Today, western companies are beginning to invest in China. However, the Chinese government is just as wary of foreign investment as it is of foreign ownership of their resources and their companies. There are a few things you need to know about investing in China.
First, the Chinese market is still a developing market. It will take time for the market to open up to foreign direct investment and for Western companies to truly become “local businesses.” Many American companies have moved full-speed ahead into China, and the government is not happy with this trend. They don’t like foreign companies taking over their markets. As a result, there are some restrictions being put on foreign ownership and investments, and this includes the Chinese stock market.

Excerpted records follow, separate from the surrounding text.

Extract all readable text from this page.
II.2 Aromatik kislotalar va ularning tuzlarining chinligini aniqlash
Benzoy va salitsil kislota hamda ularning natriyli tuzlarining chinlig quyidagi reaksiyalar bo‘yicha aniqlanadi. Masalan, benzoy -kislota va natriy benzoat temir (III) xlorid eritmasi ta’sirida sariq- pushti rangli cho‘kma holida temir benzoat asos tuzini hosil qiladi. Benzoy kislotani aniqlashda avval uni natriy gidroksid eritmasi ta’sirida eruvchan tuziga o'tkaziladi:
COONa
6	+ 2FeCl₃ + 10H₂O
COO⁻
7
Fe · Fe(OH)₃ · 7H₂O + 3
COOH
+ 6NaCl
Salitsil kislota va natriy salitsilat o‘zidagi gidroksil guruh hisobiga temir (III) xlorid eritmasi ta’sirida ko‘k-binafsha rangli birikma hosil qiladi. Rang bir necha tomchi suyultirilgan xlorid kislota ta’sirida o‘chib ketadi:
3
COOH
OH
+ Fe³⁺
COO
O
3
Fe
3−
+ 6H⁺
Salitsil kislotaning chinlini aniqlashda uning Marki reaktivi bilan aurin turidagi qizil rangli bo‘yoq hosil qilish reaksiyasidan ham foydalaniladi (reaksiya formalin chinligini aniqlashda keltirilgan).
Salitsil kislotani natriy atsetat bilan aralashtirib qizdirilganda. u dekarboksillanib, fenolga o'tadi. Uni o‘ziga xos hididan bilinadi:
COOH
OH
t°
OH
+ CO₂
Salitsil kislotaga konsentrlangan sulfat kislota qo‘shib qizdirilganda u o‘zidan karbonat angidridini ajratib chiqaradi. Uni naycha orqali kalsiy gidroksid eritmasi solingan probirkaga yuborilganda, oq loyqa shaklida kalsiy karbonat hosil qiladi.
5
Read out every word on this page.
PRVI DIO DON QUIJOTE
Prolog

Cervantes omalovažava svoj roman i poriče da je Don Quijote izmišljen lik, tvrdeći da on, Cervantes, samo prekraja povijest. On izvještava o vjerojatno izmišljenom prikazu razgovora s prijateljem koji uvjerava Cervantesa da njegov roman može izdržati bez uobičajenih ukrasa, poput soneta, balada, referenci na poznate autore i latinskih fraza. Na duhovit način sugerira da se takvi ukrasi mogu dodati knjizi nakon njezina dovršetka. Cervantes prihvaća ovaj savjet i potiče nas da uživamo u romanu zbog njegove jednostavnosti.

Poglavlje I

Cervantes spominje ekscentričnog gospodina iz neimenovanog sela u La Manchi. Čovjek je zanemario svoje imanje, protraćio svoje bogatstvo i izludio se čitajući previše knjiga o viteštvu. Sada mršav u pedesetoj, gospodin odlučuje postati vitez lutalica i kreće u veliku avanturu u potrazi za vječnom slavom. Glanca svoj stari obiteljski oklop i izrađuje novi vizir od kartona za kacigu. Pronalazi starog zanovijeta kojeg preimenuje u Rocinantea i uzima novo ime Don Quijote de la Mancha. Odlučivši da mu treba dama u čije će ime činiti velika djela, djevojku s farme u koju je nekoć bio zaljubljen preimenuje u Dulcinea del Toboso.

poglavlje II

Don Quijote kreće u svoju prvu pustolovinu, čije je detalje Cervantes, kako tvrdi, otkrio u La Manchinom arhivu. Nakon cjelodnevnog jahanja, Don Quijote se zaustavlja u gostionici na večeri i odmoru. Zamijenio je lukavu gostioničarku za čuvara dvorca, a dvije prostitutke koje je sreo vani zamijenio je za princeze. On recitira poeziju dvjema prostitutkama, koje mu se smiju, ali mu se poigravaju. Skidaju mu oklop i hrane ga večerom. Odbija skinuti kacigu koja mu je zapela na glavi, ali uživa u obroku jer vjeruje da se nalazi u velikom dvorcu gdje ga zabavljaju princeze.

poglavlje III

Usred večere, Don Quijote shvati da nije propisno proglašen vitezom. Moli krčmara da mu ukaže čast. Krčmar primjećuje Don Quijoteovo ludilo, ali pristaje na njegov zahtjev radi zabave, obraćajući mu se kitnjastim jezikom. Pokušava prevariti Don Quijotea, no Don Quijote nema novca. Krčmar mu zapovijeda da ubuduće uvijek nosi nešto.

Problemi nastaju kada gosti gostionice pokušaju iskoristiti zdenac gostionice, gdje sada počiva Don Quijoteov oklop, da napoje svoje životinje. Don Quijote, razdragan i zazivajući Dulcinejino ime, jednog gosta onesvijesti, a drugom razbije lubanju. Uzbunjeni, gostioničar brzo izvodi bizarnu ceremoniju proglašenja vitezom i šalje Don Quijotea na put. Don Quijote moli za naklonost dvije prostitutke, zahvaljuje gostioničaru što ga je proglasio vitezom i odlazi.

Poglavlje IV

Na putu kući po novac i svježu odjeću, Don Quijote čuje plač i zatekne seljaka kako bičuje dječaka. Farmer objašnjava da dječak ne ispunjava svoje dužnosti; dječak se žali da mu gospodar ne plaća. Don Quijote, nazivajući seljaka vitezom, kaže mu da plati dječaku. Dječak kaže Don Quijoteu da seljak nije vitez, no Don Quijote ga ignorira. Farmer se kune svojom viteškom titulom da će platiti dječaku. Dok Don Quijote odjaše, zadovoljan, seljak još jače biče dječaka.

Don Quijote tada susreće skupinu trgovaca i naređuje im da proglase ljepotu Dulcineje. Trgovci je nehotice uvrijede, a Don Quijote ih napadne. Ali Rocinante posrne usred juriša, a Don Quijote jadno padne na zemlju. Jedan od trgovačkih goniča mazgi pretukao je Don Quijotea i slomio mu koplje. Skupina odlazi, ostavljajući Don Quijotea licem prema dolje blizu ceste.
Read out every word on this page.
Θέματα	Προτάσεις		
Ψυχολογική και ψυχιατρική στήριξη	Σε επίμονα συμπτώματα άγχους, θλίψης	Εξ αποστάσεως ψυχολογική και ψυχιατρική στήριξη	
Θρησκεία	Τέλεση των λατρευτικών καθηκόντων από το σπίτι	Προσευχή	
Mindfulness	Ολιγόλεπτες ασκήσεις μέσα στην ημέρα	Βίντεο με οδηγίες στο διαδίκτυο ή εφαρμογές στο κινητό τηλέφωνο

Second, the government realizes that the only way to stimulate the economy is to make the market work for their companies. That means if the economy is growing too fast or too slow, then they will suffer in the same way as companies that have invested in emerging markets without really considering the long-term consequences. For example, the United States economy was hit by stagflation in the 1990s. This made things quite tough for consumers, but the Chinese government took action and the market rebounded.
Third, there are limits to how much money the Chinese government can allow its citizens to spend. At the same time, they realize that they need foreign currency to support their economy. That’s why the government does not seem willing to allow its citizens to use their hard-earned dollars in risky investments in Western countries. On the other hand, they are perfectly willing to let companies like ours to invest in their country. They just want more control of the investment and aren’t willing to relinquish those interests.
So where does this leave American companies who want to invest in China? It could be a matter of law, a matter of economics or a matter of practicality. Many of the Chinese-owned companies do not have U.S. investors. They depend on Chinese banks and the Chinese State Printing & Imaging Corporation for their credit. Some of them do have Western investors, such as CITIC Bank, which has a great interest in promoting Chinese economy. But as long as those banks continue to have so much debt owed to them by Westerners, there’s little chance that they will be willing to risk those assets away.
On the other hand, it’s possible that there are certain rules that apply only to Chinese companies, but not to Western ones. For example, some believe that state-run banks are totally unsecured, because no collateral is required to invest in them. That would seem to rule out some highly-regulated banks in China like the PBOC and others. But the State Bank of China is fully protected by U.S. law and is very unlikely to default on its debt obligations. In fact, most people in China consider even the safest government banks to be somewhat safer than unregulated private banks because the state guarantees their solvency.